Two such disorders — isovaleric acidemia and medium-chain acyl-COA dehydrogenase deficiency (MCAD) — fall into that category, in that if diagnosed early enough, babies with either of those conditions would remain perfectly healthy as long as they didn’t become hypoglycemic. The other disorders, including long chain fatty acid oxidation disorder (LCFAOD), are more problematic, he said.
Between 2000 and 3500 Americans are believed to have LCFAOD. And until the US Food and Drug Administration’s approval on June 30, 2020, of triheptanoin (Dojolvi®), there were no medications on the market for this disease. Patients had to be very careful not to go without food for more than a few hours, and were urged to avoid stress or heavy exercise.
Dr. Vockley said that changed once the FDA green-lighted triheptanoin, which was developed by Ultragenyx of Novato, California.
“Emil Kakkis, who is the CEO of Ultragenyx, partnered with me a dozen years or so ago, in moving triheptanoin forward. I was working on it in my laboratory but didn’t have the resources to do a full-fledged clinical trial to get it FDA-approved,” Dr. Vockley explained. “And Dr. Kakkis had just started his company and I spoke with him, and he was interested enough in taking it on.”
Read more about long chain fatty acid oxidation disorder
Since Dojolvi’s approval, he said, the outlook for LCFAOD patients has improved tremendously.
“The drug is not a panacea and doesn’t fix everything, but what it does is quite clinically important,” Dr. Vockley said, noting it is “extremely effective” at preventing the hypoglycemia that occurs with these disorders.
“So you can imagine for a second, you’ve taken your 5-day-old baby home and we call you and we say your child has one of these disorders. It’s life-threatening. He or she can’t sleep through the night. You’ve got to keep waking them up every 3 hours so that they don’t drop their blood sugar and die. Prior to triheptanoin, that was the treatment,” he said.
“Or your 2-year-old gets an illness and doesn’t want to eat, but you can’t let that 2-year-old not eat because he or she could get low blood sugar and die. So you have to come to the hospital and get an IV. Triheptanoin eliminates that. Families can sleep through the night now, and not worry about their baby dying. It’s remarkable.”

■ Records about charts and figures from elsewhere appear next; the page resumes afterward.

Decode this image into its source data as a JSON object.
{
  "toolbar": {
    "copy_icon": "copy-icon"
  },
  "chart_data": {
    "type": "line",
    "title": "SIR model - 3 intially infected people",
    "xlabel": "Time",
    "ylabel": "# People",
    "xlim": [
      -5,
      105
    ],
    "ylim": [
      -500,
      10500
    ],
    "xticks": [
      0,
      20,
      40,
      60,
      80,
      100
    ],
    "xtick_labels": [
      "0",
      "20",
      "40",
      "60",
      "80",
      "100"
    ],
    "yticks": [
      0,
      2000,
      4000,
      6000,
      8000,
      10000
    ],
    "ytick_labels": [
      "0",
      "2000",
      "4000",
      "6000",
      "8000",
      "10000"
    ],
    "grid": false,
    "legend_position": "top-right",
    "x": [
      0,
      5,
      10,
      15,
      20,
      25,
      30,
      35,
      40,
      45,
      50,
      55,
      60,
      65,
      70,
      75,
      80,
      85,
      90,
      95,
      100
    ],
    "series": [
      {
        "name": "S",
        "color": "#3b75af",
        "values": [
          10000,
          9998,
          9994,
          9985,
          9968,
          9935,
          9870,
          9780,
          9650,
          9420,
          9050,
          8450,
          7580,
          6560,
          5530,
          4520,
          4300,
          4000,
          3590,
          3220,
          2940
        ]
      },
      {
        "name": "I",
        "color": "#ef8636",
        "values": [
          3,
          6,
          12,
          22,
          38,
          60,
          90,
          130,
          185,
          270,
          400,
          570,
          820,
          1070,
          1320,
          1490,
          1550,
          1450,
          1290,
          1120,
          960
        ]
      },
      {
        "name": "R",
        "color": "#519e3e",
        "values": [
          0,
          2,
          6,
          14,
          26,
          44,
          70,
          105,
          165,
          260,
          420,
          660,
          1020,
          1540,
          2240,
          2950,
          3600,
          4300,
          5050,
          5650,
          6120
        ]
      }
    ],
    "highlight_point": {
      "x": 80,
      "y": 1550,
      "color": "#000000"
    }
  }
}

In fact, the keynote speaker for the October event will be Dr. Kakkis, whose talk is on “rare diseases and the development space.” Other US-based experts on the agenda will be Scott Summers, PhD, on ceramide; Melanie Gillingham, PhD, on fatty acid oxidation and insulin sensitivity; Claudio J. Villanueva, PhD, on global analysis of plasma lipids.

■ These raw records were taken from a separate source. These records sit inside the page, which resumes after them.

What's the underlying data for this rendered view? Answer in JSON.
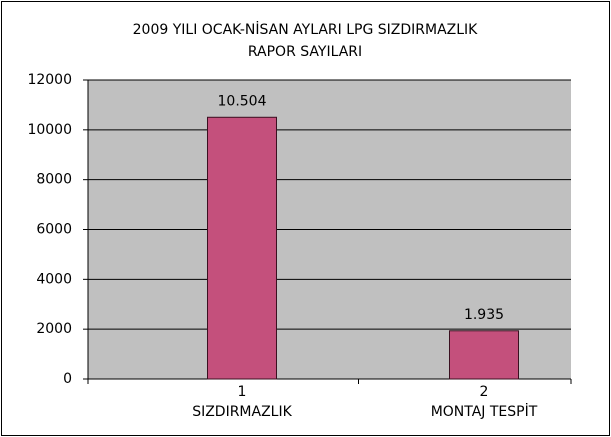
{
  "chart_data": {
    "type": "bar",
    "title": [
      "2009 YILI OCAK-NİSAN AYLARI LPG SIZDIRMAZLIK",
      "RAPOR SAYILARI"
    ],
    "categories": [
      [
        "1",
        "SIZDIRMAZLIK"
      ],
      [
        "2",
        "MONTAJ TESPİT"
      ]
    ],
    "values": [
      10504,
      1935
    ],
    "value_labels": [
      "10.504",
      "1.935"
    ],
    "color": "#c4507c",
    "ylim": [
      0,
      12000
    ],
    "yticks": [
      0,
      2000,
      4000,
      6000,
      8000,
      10000,
      12000
    ],
    "grid": true
  }
}
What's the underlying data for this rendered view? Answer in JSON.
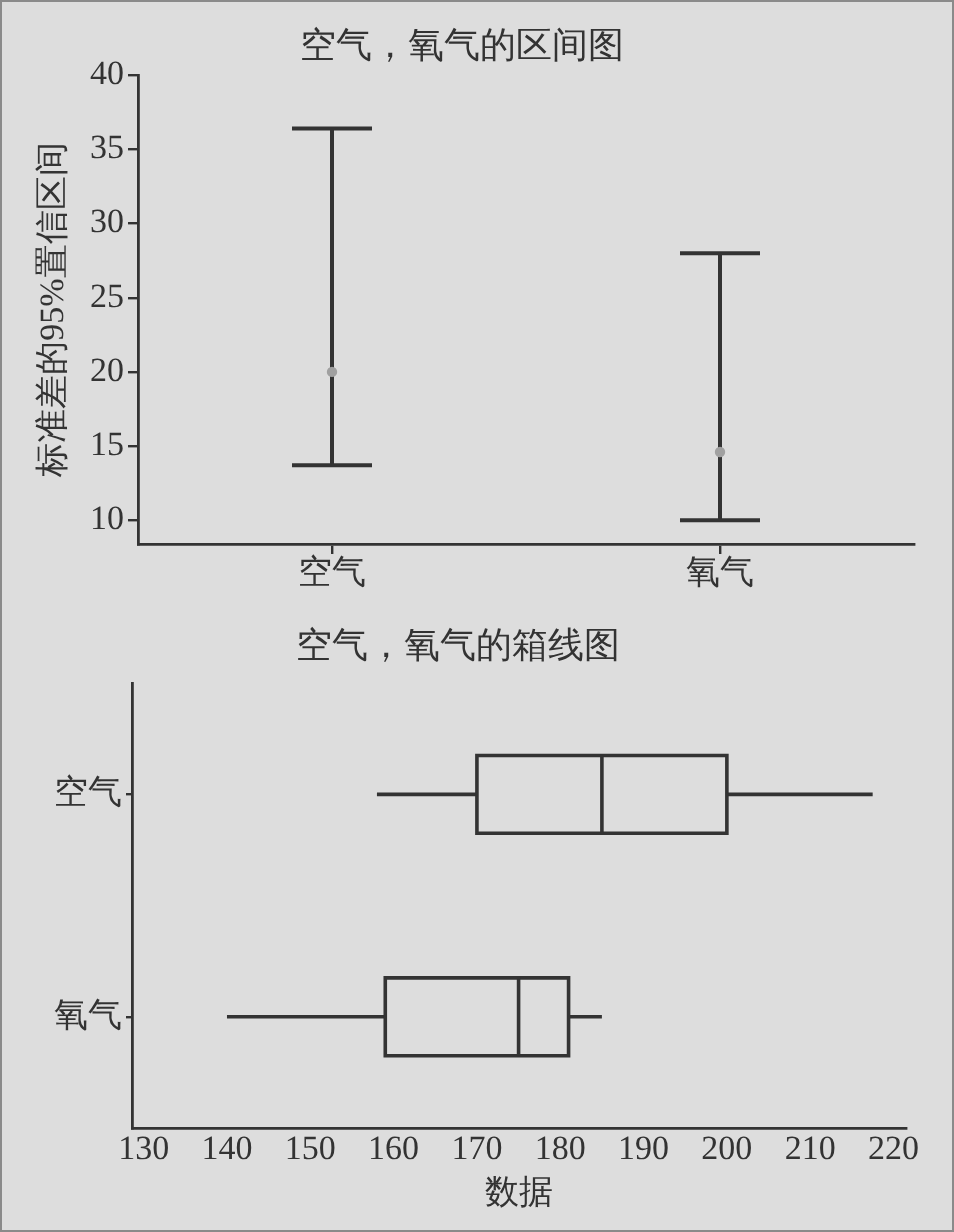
{
  "chart_data": [
    {
      "type": "scatter",
      "title": "空气，氧气的区间图",
      "ylabel": "标准差的95%置信区间",
      "categories": [
        "空气",
        "氧气"
      ],
      "values": [
        20,
        14.6
      ],
      "errors": [
        [
          13.7,
          36.4
        ],
        [
          10,
          28
        ]
      ],
      "color": "#a0a0a0",
      "marker": "circle",
      "ylim": [
        8.4,
        40
      ],
      "yticks": [
        10,
        15,
        20,
        25,
        30,
        35,
        40
      ]
    },
    {
      "type": "box",
      "orientation": "horizontal",
      "title": "空气，氧气的箱线图",
      "xlabel": "数据",
      "categories": [
        "空气",
        "氧气"
      ],
      "boxes": [
        {
          "low": 158,
          "q1": 170,
          "median": 185,
          "q3": 200,
          "high": 217.5
        },
        {
          "low": 140,
          "q1": 159,
          "median": 175,
          "q3": 181,
          "high": 185
        }
      ],
      "color": "#333333",
      "xlim": [
        128.6,
        221.5
      ],
      "xticks": [
        130,
        140,
        150,
        160,
        170,
        180,
        190,
        200,
        210,
        220
      ]
    }
  ]
}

Europeans presenting at the conference will include Dutch researcher Barbara Bakker, PhD, on modeling fatty acid oxidation defects, and two German speakers: Sarah Grünert, MD, on “Spectrum of Peripheral Neuropathy in LCHAD/TFP Deficiency,” and Sara Tucci on “Disease-Specific Lipid Signature in Fibroblasts of Long-Chain Fatty Acid Oxidation Disorders.”

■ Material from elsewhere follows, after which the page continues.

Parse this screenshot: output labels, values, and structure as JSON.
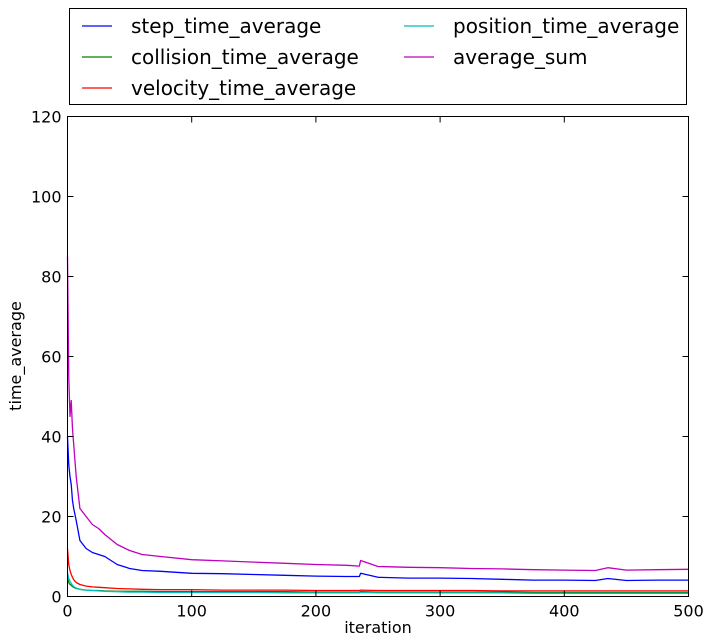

Given that INFORM’s conference isn’t taking place in person precisely due to rising COVID infections spurred by the highly contagious Delta variant, Dr. Vockley is urging anyone with fatty acid oxidation disorders who hasn’t been vaccinated to do so—the sooner, the better.
“The highest risk time in these disorders is when you’re ill and minor viruses can be life-threatening,” he said, explaining that the protective properties of any of the major coronavirus vaccines now being administered far outweigh any theoretical risks.
“COVID is more than a mild virus. It’s a very severe infection, and any side effects from the vaccine are predictable in time, and so you know when you’re going to get them, you can treat yourself and it’ll only last a day,” Dr. Vockley added. “We definitely recommend doing the vaccine to protect yourself from the disease.”